Un changement de donne que le chef de l'Etat continue de sous-estimer. "Passé en force le 4 mars, avec 64% des voix, au cours d'une élection absolument contestable, Vladimir Poutine est persuadé qu'il est bien installé au pouvoir et que seule une minorité d'individus remet en question sa légitimité", assure Marie Mendras, politologue au Centre d'études et de recherches internationales (CERI). Et d'ajouter: "Il cherche à marginaliser et à ridiculiser ces quelques dizaines de milliers de militants. Mais il ne voit que la partie émergée de l'iceberg".
Vers une intensification de la répression ?
La violence policière, ces derniers jours, fait craindre un durcissement du gouvernement. De nombreuses vidéos montrent le passage à tabac de manifestants par les forces de sécurité, qui ont interpellé plus de 700 personnes depuis dimanche, dont le leader du Front de Gauche, Sergueï Oudaltsov, et le blogueur anti-corruption Alexeï Navalny. Le pouvoir est confronté à un dilemme : comment disperser les militants sans les faire passer pour des martyrs et sans donner plus d'écho à leurs revendications? "Vladimir Poutine n'ira pas beaucoup plus loin dans la répression physique, à moins de recourir à la répression armée, précise Marie Mendras. C'est un risque que le régime ne peut pas prendre".
Pour mieux comprendre
"Contester par l'action collective dans la Russie des années 2000",Critique internationale,55, avril-juin 2012
Lou Brenez, Aude Merlin(dir.), "L'opposition politique en Russie aujourd'hui. Enjeux et limites",Revue d'Etudes comparatives Est-Ouest, 42, Mars 2011
Marie Mendras, Russie: l'envers du pouvoir, (Odile Jacob, 2008)
Masha Gessen, Poutine : l'homme sans visage, (Fayard, 2012)
Tania Rakhmanova, Au coeur du pouvoir russe: enquête sur l'empire Poutine, (La Découverte, 2012)
Pour l'opposition, il s'agit désormais de s'organiser et de s'adapter. D'où les nouvelles formes de mobilisation telles que les sit-in et les"promenades" nocturnes. Alexis Prokopiev, jeune Franco-Russe diplômé de Sciences Po Paris et membre de l'association Russie-Libertés, assure que la détermination des militants ne faiblit pas. La grève de la faim menée il y a peu à Astrakhan par Oleg Cheïn, afin de dénoncer les fraudes qui auraient empêché sa victoire à l'élection municipale, montre que la mobilisation s'étend à l'échelle régionale. "Les points rouges de contestation sur la carte de la Russie, que Vladimir Poutine regarde depuis son bureau, vont continuer de s'allumer de partout. Le bras de fer va continuer", espère Alexis Prokopiev.
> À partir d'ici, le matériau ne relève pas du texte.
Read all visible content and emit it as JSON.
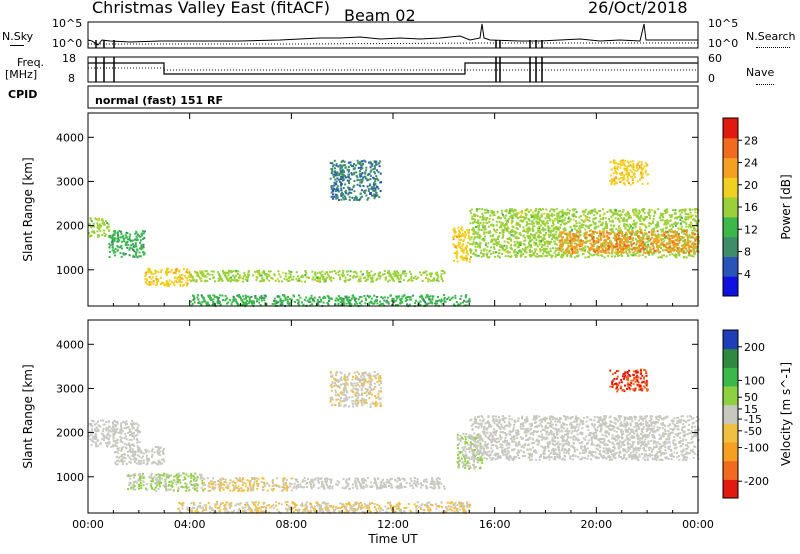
{
  "header": {
    "station": "Christmas Valley East (fitACF)",
    "beam": "Beam 02",
    "date": "26/Oct/2018"
  },
  "top_panels": {
    "nsky_label": "N.Sky",
    "nsky_ticks": [
      "10^5",
      "10^0"
    ],
    "nsearch_label": "N.Search",
    "freq_label_1": "Freq.",
    "freq_label_2": "[MHz]",
    "freq_ticks": [
      "18",
      "8"
    ],
    "nave_ticks": [
      "60",
      "0"
    ],
    "nave_label": "Nave",
    "cpid_label": "CPID",
    "cpid_value": "normal (fast) 151 RF"
  },
  "colors": {
    "power_scale": [
      "#1010e0",
      "#2a55b8",
      "#3d8c6a",
      "#3cb84b",
      "#9bd03a",
      "#f0d020",
      "#f5a020",
      "#f06a20",
      "#e01a10"
    ],
    "velocity_scale": [
      "#e01a10",
      "#f06a20",
      "#f5a020",
      "#f0c040",
      "#c8c8c0",
      "#8fd040",
      "#3cb84b",
      "#2f8a40",
      "#1f3fb8"
    ],
    "ground_scatter": "#c8c8c0"
  },
  "chart_data": [
    {
      "type": "heatmap",
      "name": "power",
      "title": "",
      "xlabel": "",
      "ylabel": "Slant Range [km]",
      "x_ticks": [
        "00:00",
        "04:00",
        "08:00",
        "12:00",
        "16:00",
        "20:00",
        "00:00"
      ],
      "xlim": [
        0,
        24
      ],
      "y_ticks": [
        1000,
        2000,
        3000,
        4000
      ],
      "ylim": [
        180,
        4550
      ],
      "colorbar": {
        "label": "Power [dB]",
        "ticks": [
          4,
          8,
          12,
          16,
          20,
          24,
          28
        ],
        "range": [
          0,
          32
        ]
      },
      "features": [
        {
          "x": [
            0.0,
            0.8
          ],
          "y": [
            1750,
            2200
          ],
          "value": 16
        },
        {
          "x": [
            0.8,
            2.2
          ],
          "y": [
            1300,
            1900
          ],
          "value": 12
        },
        {
          "x": [
            2.2,
            4.0
          ],
          "y": [
            650,
            1050
          ],
          "value": 20
        },
        {
          "x": [
            4.0,
            14.0
          ],
          "y": [
            750,
            1000
          ],
          "value": 16
        },
        {
          "x": [
            4.0,
            15.0
          ],
          "y": [
            200,
            450
          ],
          "value": 12
        },
        {
          "x": [
            9.5,
            11.5
          ],
          "y": [
            2600,
            3500
          ],
          "value": 8
        },
        {
          "x": [
            14.3,
            15.0
          ],
          "y": [
            1200,
            2000
          ],
          "value": 20
        },
        {
          "x": [
            15.0,
            24.0
          ],
          "y": [
            1300,
            2400
          ],
          "value": 16
        },
        {
          "x": [
            18.5,
            24.0
          ],
          "y": [
            1400,
            1900
          ],
          "value": 24
        },
        {
          "x": [
            20.5,
            22.0
          ],
          "y": [
            2950,
            3500
          ],
          "value": 20
        }
      ]
    },
    {
      "type": "heatmap",
      "name": "velocity",
      "title": "",
      "xlabel": "Time UT",
      "ylabel": "Slant Range [km]",
      "x_ticks": [
        "00:00",
        "04:00",
        "08:00",
        "12:00",
        "16:00",
        "20:00",
        "00:00"
      ],
      "xlim": [
        0,
        24
      ],
      "y_ticks": [
        1000,
        2000,
        3000,
        4000
      ],
      "ylim": [
        180,
        4550
      ],
      "colorbar": {
        "label": "Velocity [m s^-1]",
        "ticks": [
          200,
          100,
          50,
          15,
          -15,
          -50,
          -100,
          -200
        ],
        "range": [
          -250,
          250
        ]
      },
      "features": [
        {
          "x": [
            0.0,
            2.0
          ],
          "y": [
            1700,
            2300
          ],
          "value": 0
        },
        {
          "x": [
            1.0,
            3.0
          ],
          "y": [
            1300,
            1700
          ],
          "value": 0
        },
        {
          "x": [
            1.5,
            4.5
          ],
          "y": [
            700,
            1100
          ],
          "value": 30
        },
        {
          "x": [
            4.5,
            8.0
          ],
          "y": [
            700,
            1000
          ],
          "value": -30
        },
        {
          "x": [
            8.0,
            14.0
          ],
          "y": [
            750,
            1000
          ],
          "value": 0
        },
        {
          "x": [
            3.5,
            15.0
          ],
          "y": [
            200,
            450
          ],
          "value": -30
        },
        {
          "x": [
            9.5,
            11.5
          ],
          "y": [
            2600,
            3400
          ],
          "value": -15
        },
        {
          "x": [
            14.5,
            15.5
          ],
          "y": [
            1200,
            2000
          ],
          "value": 30
        },
        {
          "x": [
            15.0,
            24.0
          ],
          "y": [
            1400,
            2400
          ],
          "value": 0
        },
        {
          "x": [
            20.5,
            22.0
          ],
          "y": [
            2950,
            3450
          ],
          "value": -200
        }
      ]
    }
  ]
}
Comment le gouvernement compte-t-il réagir ? Les récentes réformes pour faciliter la création des partis politiques et favoriser l'élection directe des gouverneurs peuvent être interprétées comme une ouverture démocratique...mais aussi comme une stratégie destinée à diviser une opposition très hétéroclite. Pour Alexis, "tout dépendra de la sagesse des membres de l'opposition et de leur capacité à former des coalitions".